I’ve tried eating no flour, no sugar, only whole foods, no chocolate, no chips, no starches, no meat. I’ve meditated on the ridiculousness of eating too much food when so many people in this world have none. Have tried donating the money I would have spent on these binges to people who need food, and always found my need to be irrationally greater in the moment. Have visited three exercise physiologists and been a member of so many gyms I’ve lost count. I’m about to have bariatric for the second time, having 85% of my stomach removed.

Food is the great love of my life. I’ve forsaken everything else for it. I’ve chosen it over lovers, over experiences, over family, over my career.

It’s also been my great enemy – slowing me down, stealing my self-confidence, stripping me of integrity and making my soul ache for the opportunities lost. It’s owned me for such a long time I’m not sure I can barter my freedom from it.

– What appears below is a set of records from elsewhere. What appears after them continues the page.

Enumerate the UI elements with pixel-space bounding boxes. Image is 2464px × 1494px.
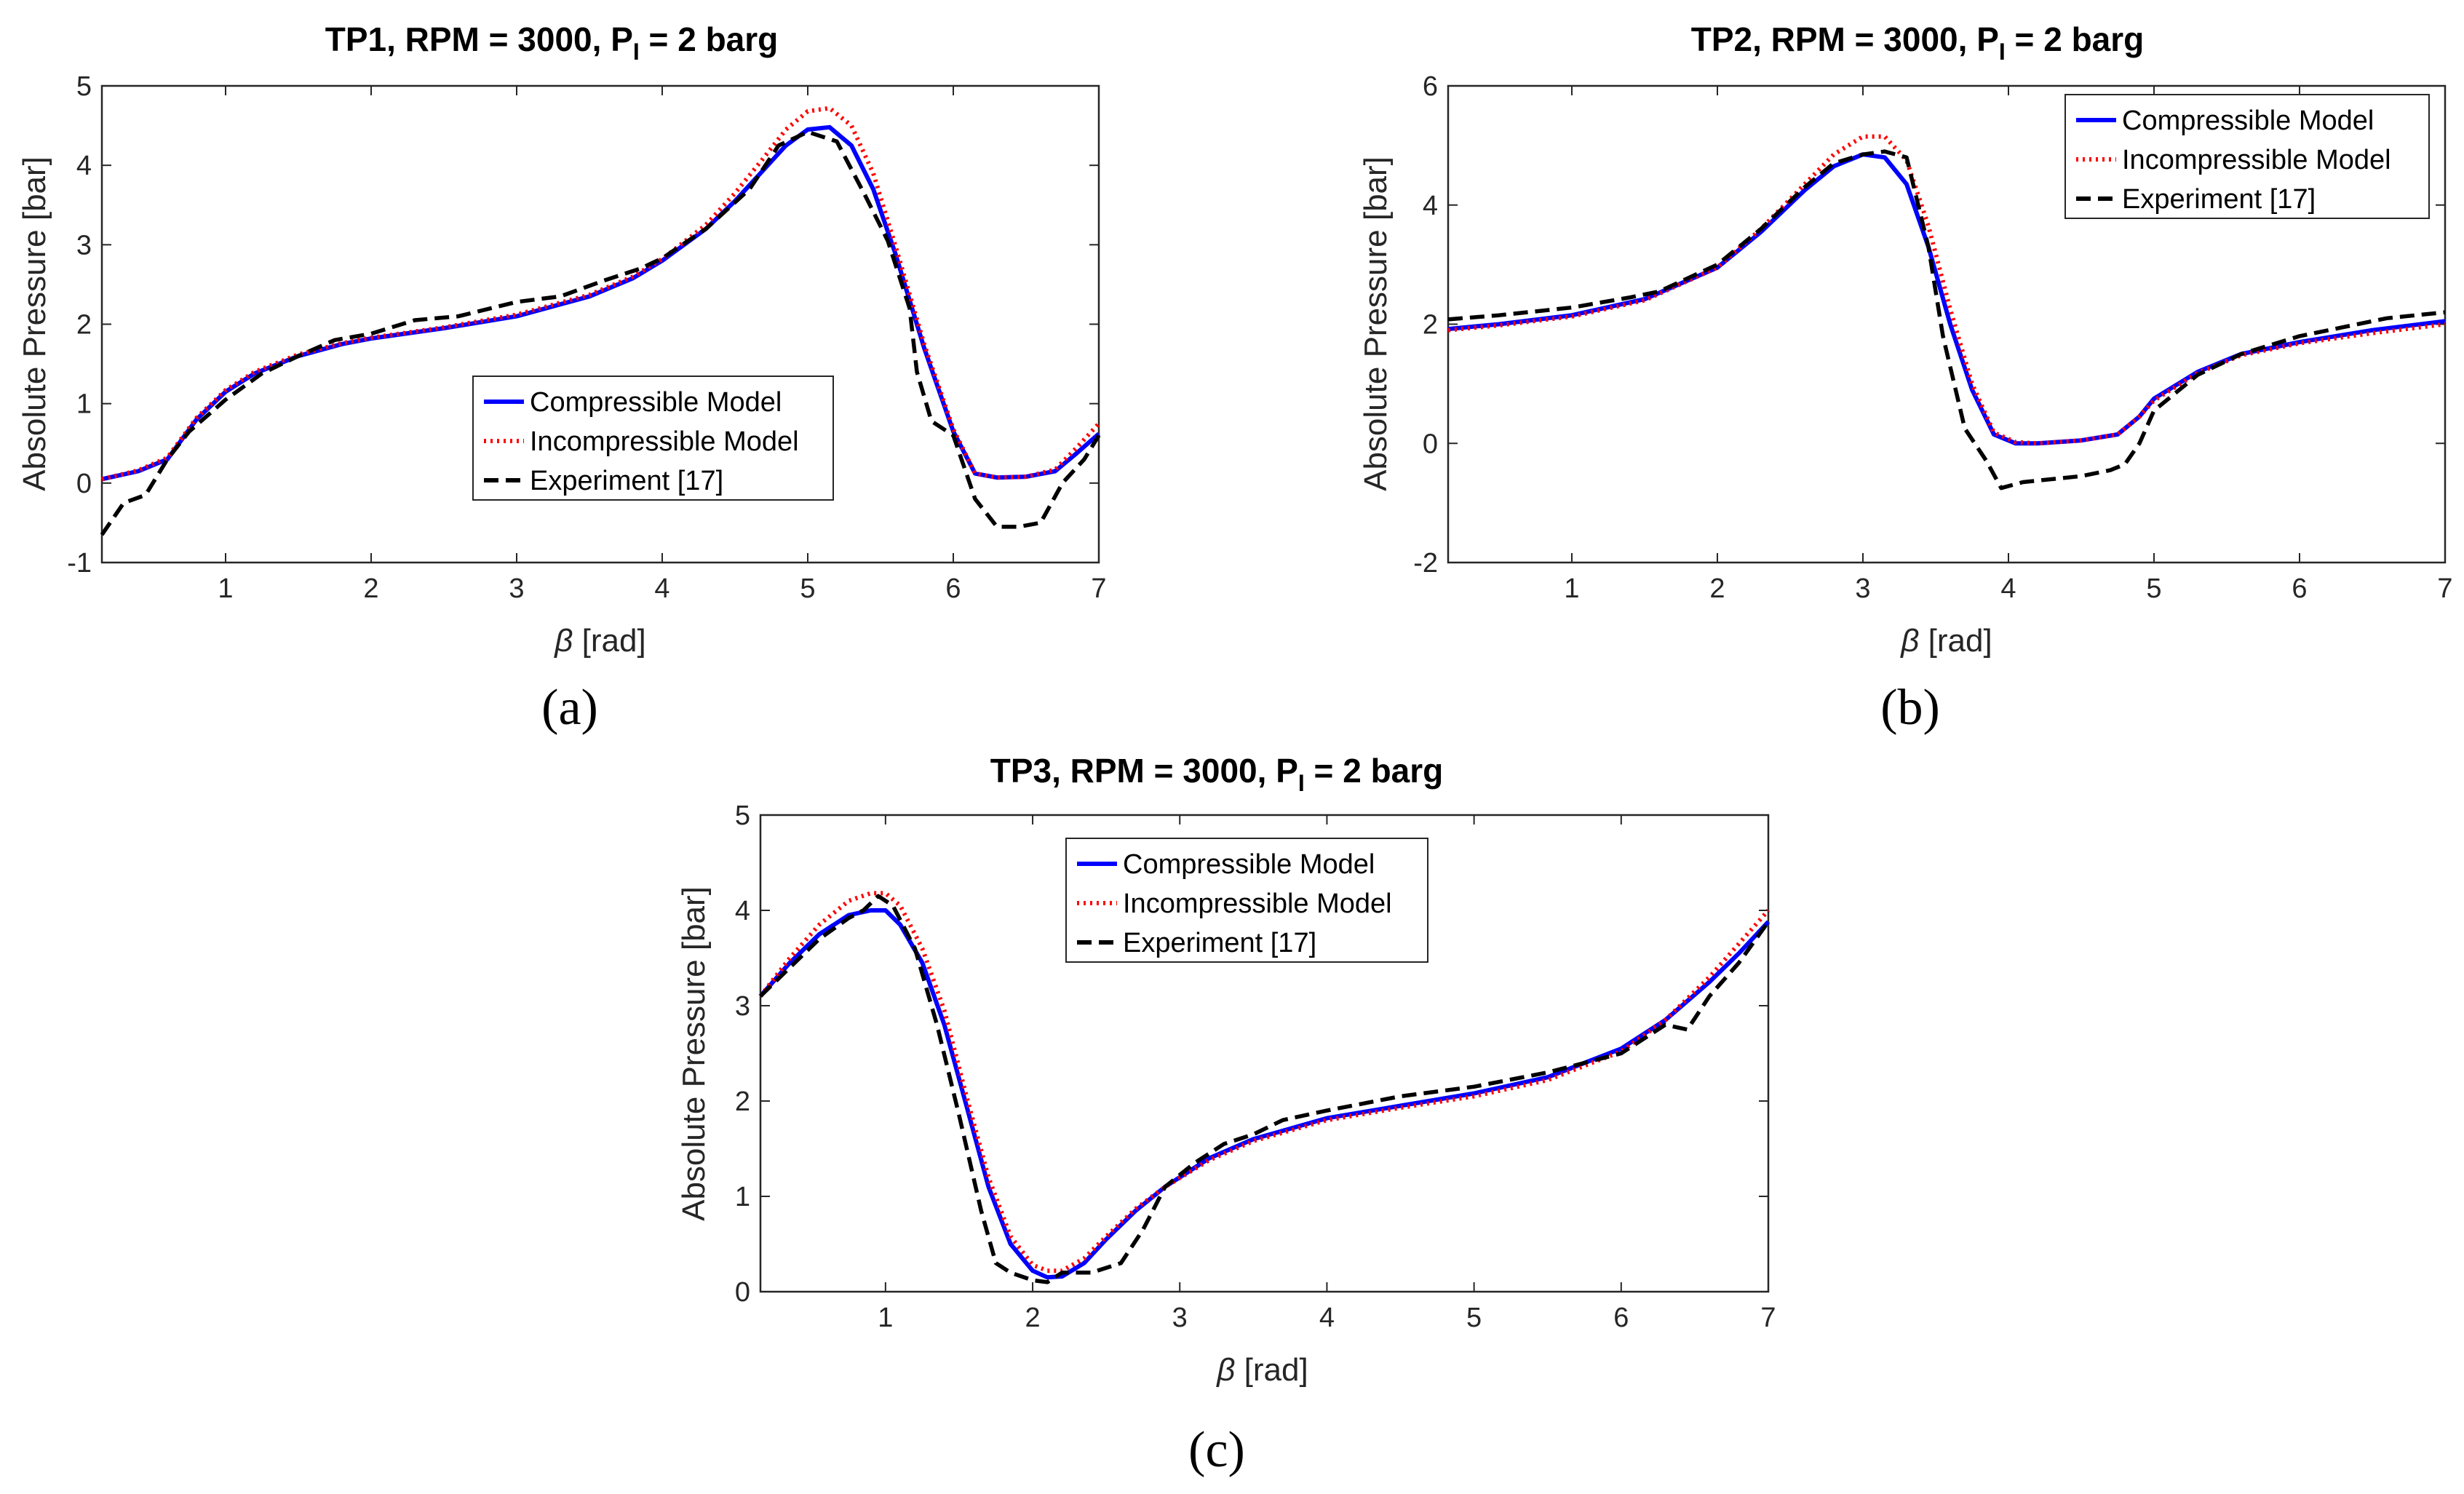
x-tick-label: 6 [1613, 1303, 1629, 1333]
x-axis-label: β [rad] [1215, 1352, 1308, 1388]
x-tick-label: 7 [1760, 1303, 1776, 1333]
series-lines [1447, 134, 2446, 490]
x-axis-label: β [rad] [1899, 623, 1992, 659]
series-line-experiment [1447, 149, 2446, 490]
x-tick-label: 6 [945, 573, 961, 604]
legend-label-compressible: Compressible Model [530, 387, 782, 418]
chart-title: TP1, RPM = 3000, PI = 2 barg [325, 20, 779, 65]
y-axis-label: Absolute Pressure [bar] [17, 156, 52, 491]
x-axis-ticks: 1 2 3 4 5 6 7 [878, 815, 1776, 1333]
legend-label-incompressible: Incompressible Model [2122, 145, 2391, 175]
panel-label: (c) [1188, 1422, 1245, 1478]
x-axis-ticks: 1 2 3 4 5 6 7 [218, 86, 1107, 604]
legend-box [1065, 838, 1428, 963]
y-axis-ticks: -2 0 2 4 6 [1413, 71, 2445, 579]
y-tick-label: 5 [735, 800, 750, 831]
legend: Compressible Model Incompressible Model … [472, 376, 834, 501]
x-tick-label: 5 [2146, 573, 2161, 604]
x-axis-label: β [rad] [553, 623, 645, 659]
legend-label-experiment: Experiment [17] [2122, 184, 2316, 215]
y-tick-label: 4 [76, 151, 92, 181]
x-tick-label: 4 [1319, 1303, 1335, 1333]
y-tick-label: 3 [76, 230, 92, 261]
x-tick-label: 7 [2437, 573, 2452, 604]
y-tick-label: -1 [67, 548, 92, 579]
y-tick-label: 5 [76, 71, 92, 102]
x-tick-label: 3 [1855, 573, 1870, 604]
x-tick-label: 7 [1091, 573, 1106, 604]
legend-label-compressible: Compressible Model [2122, 106, 2374, 136]
y-tick-label: 1 [735, 1182, 750, 1212]
y-tick-label: 2 [76, 310, 92, 341]
y-axis-label: Absolute Pressure [bar] [1358, 156, 1394, 491]
legend-label-experiment: Experiment [17] [530, 466, 723, 496]
x-tick-label: 1 [878, 1303, 893, 1333]
x-tick-label: 3 [509, 573, 524, 604]
y-tick-label: 3 [735, 991, 750, 1022]
legend-box [2064, 94, 2430, 219]
y-axis-label: Absolute Pressure [bar] [676, 886, 712, 1221]
y-tick-label: 0 [76, 469, 92, 499]
legend-label-incompressible: Incompressible Model [1123, 889, 1392, 919]
y-tick-label: 2 [735, 1086, 750, 1117]
y-axis-ticks: 0 1 2 3 4 5 [735, 800, 1768, 1308]
y-tick-label: 2 [1423, 310, 1438, 341]
y-tick-label: -2 [1413, 548, 1438, 579]
chart-title: TP3, RPM = 3000, PI = 2 barg [990, 752, 1444, 796]
legend-label-experiment: Experiment [17] [1123, 928, 1316, 958]
x-tick-label: 5 [1466, 1303, 1482, 1333]
x-tick-label: 1 [1564, 573, 1579, 604]
series-line-experiment [759, 894, 1770, 1284]
chart-panel-b: TP2, RPM = 3000, PI = 2 barg 1 2 3 4 5 6 7 -2 0… [1358, 20, 2453, 736]
series-lines [100, 106, 1101, 536]
chart-title: TP2, RPM = 3000, PI = 2 barg [1691, 20, 2145, 65]
panel-label: (b) [1880, 680, 1940, 736]
x-tick-label: 6 [2292, 573, 2307, 604]
y-tick-label: 0 [1423, 429, 1438, 459]
x-axis-ticks: 1 2 3 4 5 6 7 [1564, 86, 2453, 604]
series-line-experiment [100, 130, 1101, 536]
y-tick-label: 4 [1423, 191, 1438, 221]
series-line-incompressible [758, 891, 1770, 1274]
y-axis-ticks: -1 0 1 2 3 4 5 [67, 71, 1099, 579]
x-tick-label: 5 [800, 573, 815, 604]
legend-box [472, 376, 834, 501]
y-tick-label: 6 [1423, 71, 1438, 102]
legend: Compressible Model Incompressible Model … [2064, 94, 2430, 219]
x-tick-label: 4 [2000, 573, 2016, 604]
y-tick-label: 1 [76, 389, 92, 420]
chart-panel-a: TP1, RPM = 3000, PI = 2 barg 1 2 3 4 5 6 7 -1 0… [17, 20, 1107, 736]
y-tick-label: 4 [735, 896, 750, 926]
panel-label: (a) [541, 680, 598, 736]
x-tick-label: 3 [1172, 1303, 1188, 1333]
x-tick-label: 2 [1025, 1303, 1040, 1333]
y-tick-label: 0 [735, 1277, 750, 1308]
series-lines [758, 891, 1770, 1284]
x-tick-label: 1 [218, 573, 233, 604]
x-tick-label: 2 [1709, 573, 1725, 604]
legend-label-incompressible: Incompressible Model [530, 426, 799, 457]
x-tick-label: 2 [363, 573, 378, 604]
chart-panel-c: TP3, RPM = 3000, PI = 2 barg 1 2 3 4 5 6 7 0 1 2… [676, 752, 1776, 1478]
legend-label-compressible: Compressible Model [1123, 849, 1375, 880]
series-line-compressible [758, 908, 1770, 1280]
x-tick-label: 4 [654, 573, 669, 604]
legend: Compressible Model Incompressible Model … [1065, 838, 1428, 963]
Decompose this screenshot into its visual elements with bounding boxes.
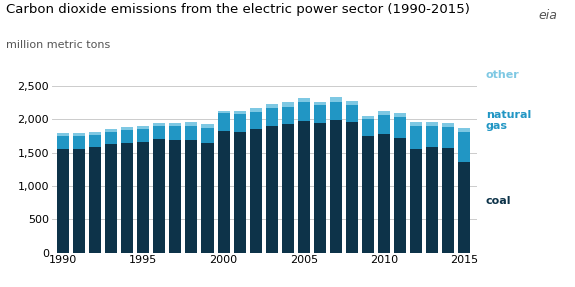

I have friends who’ve beaten food addiction. Friends who no longer know that $5 today will buy you a block of chocolate and two jumbo packs of cheese tubes at Coles. Friends who haven’t touched junk food in seven years.

Friends who have managed to save money and become financially responsible. Friends who don’t have drawers full of empty chip wrappers and plastic that will last forever in our environment because they haven’t been able to resist the urge for a Mars bar. These friends are happy and free and now have more adult problems to worry about, like whether their kids are developing properly or whether a promotion will mean less time with their partner.

Each food buddy I lose doesn’t make me sad or jealous, she provides me with more strength and hope that one day, not today, but maybe tomorrow, I’ll be free too.